- NuVasive on an earnings call Tuesday afternoon pushed back the timeline for its Pulse robotic system for use in spine procedures for at least the second time.
- The San Diego-based medtech announced a delay in February after beta testing revealed the need for certain hardware and software changes. The company now expects disruptions caused by COVID-19, including challenges with hiring, to push FDA clearances to the summer of 2021, as opposed to in the first half of that year, and to have the first-in-human use of the robotic applications in 2022.
- News of the delay came during NuVasive's second quarter earnings call, with the company reporting a 30.3% decline in sales to $203.6 million, in line with preliminary financial results released two weeks prior.
NuVasive is looking to add to its toolbox to compete in a growing robot-assisted spine procedure market also being targeted by Medtronic, Zimmer Biomet, Globus Medical, and in the future, likely Stryker.
"We believe that the spinal robotics market is significantly underpenetrated, and view it as one category in capital equipment that could fare well despite the impact COVID-19 has had on healthcare systems' future capital budgets," analysts at Needham wrote in a note to investors following the call.

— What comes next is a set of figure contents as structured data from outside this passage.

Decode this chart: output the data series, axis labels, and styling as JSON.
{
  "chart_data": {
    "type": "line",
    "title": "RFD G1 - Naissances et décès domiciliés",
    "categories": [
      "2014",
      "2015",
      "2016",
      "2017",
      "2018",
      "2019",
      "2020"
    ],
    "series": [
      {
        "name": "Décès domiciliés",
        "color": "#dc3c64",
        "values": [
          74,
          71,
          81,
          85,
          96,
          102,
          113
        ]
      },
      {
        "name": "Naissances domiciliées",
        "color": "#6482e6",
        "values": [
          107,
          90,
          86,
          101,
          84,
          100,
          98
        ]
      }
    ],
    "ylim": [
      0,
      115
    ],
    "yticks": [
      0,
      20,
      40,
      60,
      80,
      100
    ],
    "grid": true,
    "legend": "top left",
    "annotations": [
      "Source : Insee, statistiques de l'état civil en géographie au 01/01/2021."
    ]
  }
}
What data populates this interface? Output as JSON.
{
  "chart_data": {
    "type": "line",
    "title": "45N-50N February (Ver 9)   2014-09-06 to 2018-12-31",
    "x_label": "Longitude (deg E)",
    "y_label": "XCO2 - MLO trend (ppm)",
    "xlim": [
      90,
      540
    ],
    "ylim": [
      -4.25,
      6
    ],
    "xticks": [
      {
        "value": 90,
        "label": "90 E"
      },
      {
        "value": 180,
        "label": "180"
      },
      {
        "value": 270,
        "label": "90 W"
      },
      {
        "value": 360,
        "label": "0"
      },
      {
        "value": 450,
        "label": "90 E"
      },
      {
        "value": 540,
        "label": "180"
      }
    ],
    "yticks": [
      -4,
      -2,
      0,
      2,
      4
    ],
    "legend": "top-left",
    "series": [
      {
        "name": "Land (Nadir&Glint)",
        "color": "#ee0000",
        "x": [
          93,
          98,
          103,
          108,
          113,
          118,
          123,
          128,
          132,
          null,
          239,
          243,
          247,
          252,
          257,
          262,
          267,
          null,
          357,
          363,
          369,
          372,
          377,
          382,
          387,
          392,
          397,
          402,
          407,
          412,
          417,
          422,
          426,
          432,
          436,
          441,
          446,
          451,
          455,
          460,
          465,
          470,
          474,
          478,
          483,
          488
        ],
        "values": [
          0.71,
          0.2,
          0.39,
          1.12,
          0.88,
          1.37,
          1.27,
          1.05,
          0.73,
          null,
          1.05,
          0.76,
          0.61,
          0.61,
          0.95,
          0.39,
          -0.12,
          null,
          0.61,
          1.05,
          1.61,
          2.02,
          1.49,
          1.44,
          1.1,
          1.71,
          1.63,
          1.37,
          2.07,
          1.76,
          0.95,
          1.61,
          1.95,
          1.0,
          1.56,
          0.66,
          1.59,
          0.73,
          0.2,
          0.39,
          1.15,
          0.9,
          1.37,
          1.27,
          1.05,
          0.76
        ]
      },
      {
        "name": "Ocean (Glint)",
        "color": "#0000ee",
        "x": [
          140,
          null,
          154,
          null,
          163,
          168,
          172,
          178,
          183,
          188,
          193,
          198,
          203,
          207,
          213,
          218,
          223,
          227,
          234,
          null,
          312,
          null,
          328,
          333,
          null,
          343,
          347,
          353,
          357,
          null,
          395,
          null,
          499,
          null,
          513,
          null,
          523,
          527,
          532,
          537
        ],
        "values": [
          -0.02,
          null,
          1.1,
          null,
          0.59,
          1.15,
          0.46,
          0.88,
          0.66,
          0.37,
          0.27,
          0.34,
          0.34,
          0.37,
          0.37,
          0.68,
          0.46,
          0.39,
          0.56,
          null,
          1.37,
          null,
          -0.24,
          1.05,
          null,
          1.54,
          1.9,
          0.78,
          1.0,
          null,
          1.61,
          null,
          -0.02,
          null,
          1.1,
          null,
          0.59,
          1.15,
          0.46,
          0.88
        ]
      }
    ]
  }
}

NuVasive is not alone in experiencing delays to plans for robots during the crisis. Medtronic said the pandemic limited engineers' access to its in-development soft tissue robot. And unrelated to COVID-19, Johnson & Johnson disclosed last month it lengthened time to market for orthopaedic and general surgery robots.
"COVID does give some cover in delaying adoption of competitive robotic systems, but the pushout is a setback," a Jefferies note to clients said.

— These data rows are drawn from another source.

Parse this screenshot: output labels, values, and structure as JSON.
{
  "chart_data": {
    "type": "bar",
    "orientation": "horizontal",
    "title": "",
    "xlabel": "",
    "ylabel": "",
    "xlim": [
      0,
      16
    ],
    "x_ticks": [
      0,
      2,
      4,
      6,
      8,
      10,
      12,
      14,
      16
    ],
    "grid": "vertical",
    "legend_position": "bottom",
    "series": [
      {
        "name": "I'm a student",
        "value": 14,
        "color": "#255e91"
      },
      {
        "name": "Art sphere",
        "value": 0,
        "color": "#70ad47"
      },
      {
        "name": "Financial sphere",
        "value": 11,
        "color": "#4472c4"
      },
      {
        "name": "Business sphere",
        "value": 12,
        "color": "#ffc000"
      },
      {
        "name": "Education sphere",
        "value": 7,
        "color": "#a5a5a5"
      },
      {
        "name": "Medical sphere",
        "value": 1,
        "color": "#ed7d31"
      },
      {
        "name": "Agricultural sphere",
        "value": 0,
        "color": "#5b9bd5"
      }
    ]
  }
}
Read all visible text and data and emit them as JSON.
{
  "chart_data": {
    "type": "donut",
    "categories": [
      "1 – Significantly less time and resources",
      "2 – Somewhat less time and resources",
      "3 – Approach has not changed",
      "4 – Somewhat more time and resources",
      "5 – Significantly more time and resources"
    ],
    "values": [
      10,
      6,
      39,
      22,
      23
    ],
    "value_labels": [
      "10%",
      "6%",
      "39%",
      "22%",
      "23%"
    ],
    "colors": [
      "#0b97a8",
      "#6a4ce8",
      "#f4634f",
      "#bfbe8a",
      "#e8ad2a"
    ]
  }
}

NuVasive CEO Chris Barry told investors the company is "looking for additional opportunities to bring the development timeframe forward, as robotics is a key priority for our imaging, navigation and automation strategy."

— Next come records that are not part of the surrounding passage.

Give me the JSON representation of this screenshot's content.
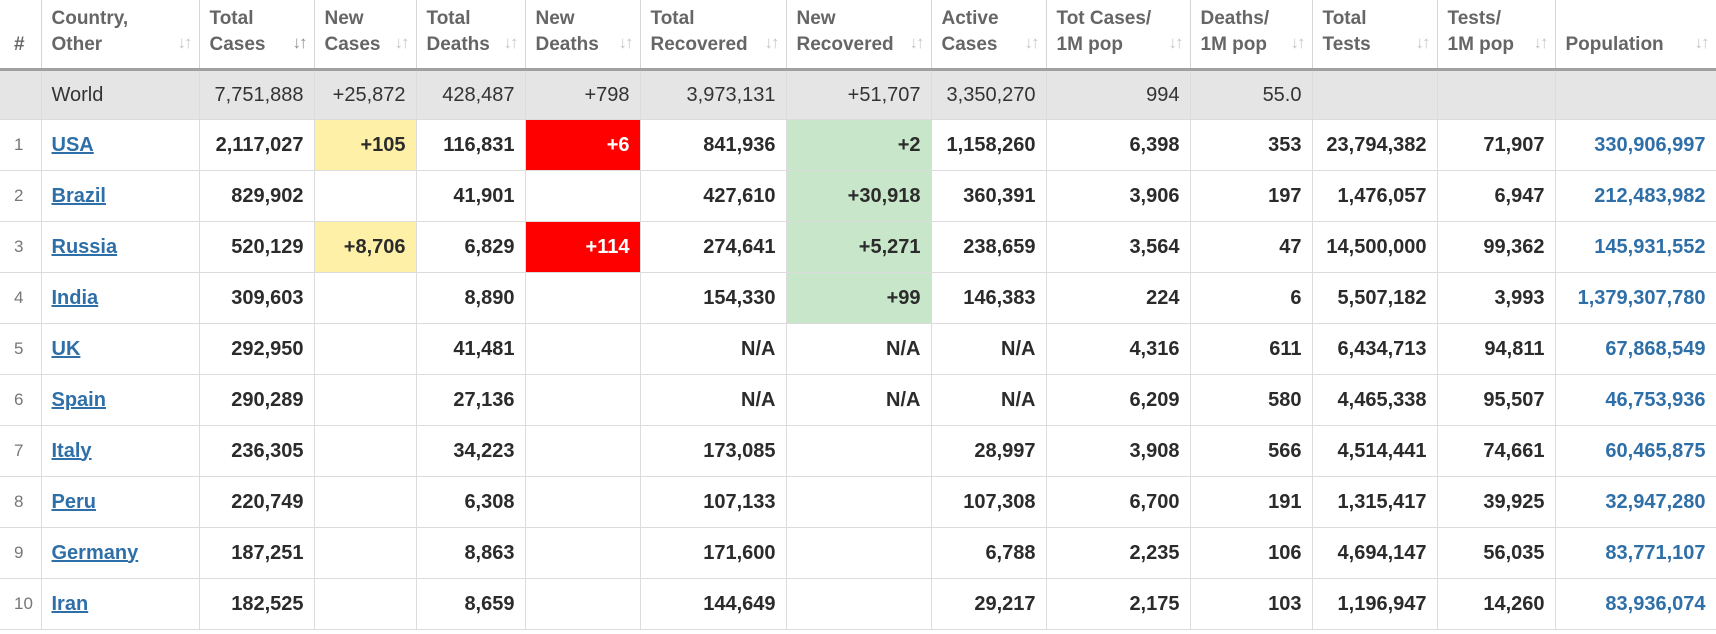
{
  "columns": [
    {
      "line1": "#",
      "line2": ""
    },
    {
      "line1": "Country,",
      "line2": "Other"
    },
    {
      "line1": "Total",
      "line2": "Cases"
    },
    {
      "line1": "New",
      "line2": "Cases"
    },
    {
      "line1": "Total",
      "line2": "Deaths"
    },
    {
      "line1": "New",
      "line2": "Deaths"
    },
    {
      "line1": "Total",
      "line2": "Recovered"
    },
    {
      "line1": "New",
      "line2": "Recovered"
    },
    {
      "line1": "Active",
      "line2": "Cases"
    },
    {
      "line1": "Tot Cases/",
      "line2": "1M pop"
    },
    {
      "line1": "Deaths/",
      "line2": "1M pop"
    },
    {
      "line1": "Total",
      "line2": "Tests"
    },
    {
      "line1": "Tests/",
      "line2": "1M pop"
    },
    {
      "line1": "",
      "line2": "Population"
    }
  ],
  "world": {
    "name": "World",
    "total_cases": "7,751,888",
    "new_cases": "+25,872",
    "total_deaths": "428,487",
    "new_deaths": "+798",
    "total_recovered": "3,973,131",
    "new_recovered": "+51,707",
    "active": "3,350,270",
    "cases_per_m": "994",
    "deaths_per_m": "55.0",
    "tests": "",
    "tests_per_m": "",
    "population": ""
  },
  "rows": [
    {
      "n": "1",
      "country": "USA",
      "total_cases": "2,117,027",
      "new_cases": "+105",
      "total_deaths": "116,831",
      "new_deaths": "+6",
      "total_recovered": "841,936",
      "new_recovered": "+2",
      "active": "1,158,260",
      "cases_per_m": "6,398",
      "deaths_per_m": "353",
      "tests": "23,794,382",
      "tests_per_m": "71,907",
      "population": "330,906,997"
    },
    {
      "n": "2",
      "country": "Brazil",
      "total_cases": "829,902",
      "new_cases": "",
      "total_deaths": "41,901",
      "new_deaths": "",
      "total_recovered": "427,610",
      "new_recovered": "+30,918",
      "active": "360,391",
      "cases_per_m": "3,906",
      "deaths_per_m": "197",
      "tests": "1,476,057",
      "tests_per_m": "6,947",
      "population": "212,483,982"
    },
    {
      "n": "3",
      "country": "Russia",
      "total_cases": "520,129",
      "new_cases": "+8,706",
      "total_deaths": "6,829",
      "new_deaths": "+114",
      "total_recovered": "274,641",
      "new_recovered": "+5,271",
      "active": "238,659",
      "cases_per_m": "3,564",
      "deaths_per_m": "47",
      "tests": "14,500,000",
      "tests_per_m": "99,362",
      "population": "145,931,552"
    },
    {
      "n": "4",
      "country": "India",
      "total_cases": "309,603",
      "new_cases": "",
      "total_deaths": "8,890",
      "new_deaths": "",
      "total_recovered": "154,330",
      "new_recovered": "+99",
      "active": "146,383",
      "cases_per_m": "224",
      "deaths_per_m": "6",
      "tests": "5,507,182",
      "tests_per_m": "3,993",
      "population": "1,379,307,780"
    },
    {
      "n": "5",
      "country": "UK",
      "total_cases": "292,950",
      "new_cases": "",
      "total_deaths": "41,481",
      "new_deaths": "",
      "total_recovered": "N/A",
      "new_recovered": "N/A",
      "active": "N/A",
      "cases_per_m": "4,316",
      "deaths_per_m": "611",
      "tests": "6,434,713",
      "tests_per_m": "94,811",
      "population": "67,868,549"
    },
    {
      "n": "6",
      "country": "Spain",
      "total_cases": "290,289",
      "new_cases": "",
      "total_deaths": "27,136",
      "new_deaths": "",
      "total_recovered": "N/A",
      "new_recovered": "N/A",
      "active": "N/A",
      "cases_per_m": "6,209",
      "deaths_per_m": "580",
      "tests": "4,465,338",
      "tests_per_m": "95,507",
      "population": "46,753,936"
    },
    {
      "n": "7",
      "country": "Italy",
      "total_cases": "236,305",
      "new_cases": "",
      "total_deaths": "34,223",
      "new_deaths": "",
      "total_recovered": "173,085",
      "new_recovered": "",
      "active": "28,997",
      "cases_per_m": "3,908",
      "deaths_per_m": "566",
      "tests": "4,514,441",
      "tests_per_m": "74,661",
      "population": "60,465,875"
    },
    {
      "n": "8",
      "country": "Peru",
      "total_cases": "220,749",
      "new_cases": "",
      "total_deaths": "6,308",
      "new_deaths": "",
      "total_recovered": "107,133",
      "new_recovered": "",
      "active": "107,308",
      "cases_per_m": "6,700",
      "deaths_per_m": "191",
      "tests": "1,315,417",
      "tests_per_m": "39,925",
      "population": "32,947,280"
    },
    {
      "n": "9",
      "country": "Germany",
      "total_cases": "187,251",
      "new_cases": "",
      "total_deaths": "8,863",
      "new_deaths": "",
      "total_recovered": "171,600",
      "new_recovered": "",
      "active": "6,788",
      "cases_per_m": "2,235",
      "deaths_per_m": "106",
      "tests": "4,694,147",
      "tests_per_m": "56,035",
      "population": "83,771,107"
    },
    {
      "n": "10",
      "country": "Iran",
      "total_cases": "182,525",
      "new_cases": "",
      "total_deaths": "8,659",
      "new_deaths": "",
      "total_recovered": "144,649",
      "new_recovered": "",
      "active": "29,217",
      "cases_per_m": "2,175",
      "deaths_per_m": "103",
      "tests": "1,196,947",
      "tests_per_m": "14,260",
      "population": "83,936,074"
    }
  ],
  "colors": {
    "new_cases_bg": "#fff0a8",
    "new_deaths_bg": "#ff0000",
    "new_recovered_bg": "#c8e6c9",
    "link": "#2f6fa8",
    "world_row_bg": "#e5e5e5"
  },
  "icons": {
    "sort": "sort-arrows-icon",
    "sort_active": "sort-desc-icon"
  }
}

"We'll know a lot more about the robotic application over the next three to six months," Barry added.
Analysts at SVB Leerink called the delay expected, which they said may have contributed to the stock's underperformance in recent weeks. NuVasive's share price has dropped 16% in the last week.
"We think it will be paramount that NUVA come to market with a navigation and robotic platform within the next 1-2 years to stay competitive in a segment where robotics and navigation are clearly gaining surgeon mindshare and where others will continue to innovate."
CFO Matt Harbaugh said the company's X360 system for lateral single-position surgery, another one of NuVasive's technologies integrated with Pulse, "continues to be a key driver for the business" as deformity and complex surgeries return.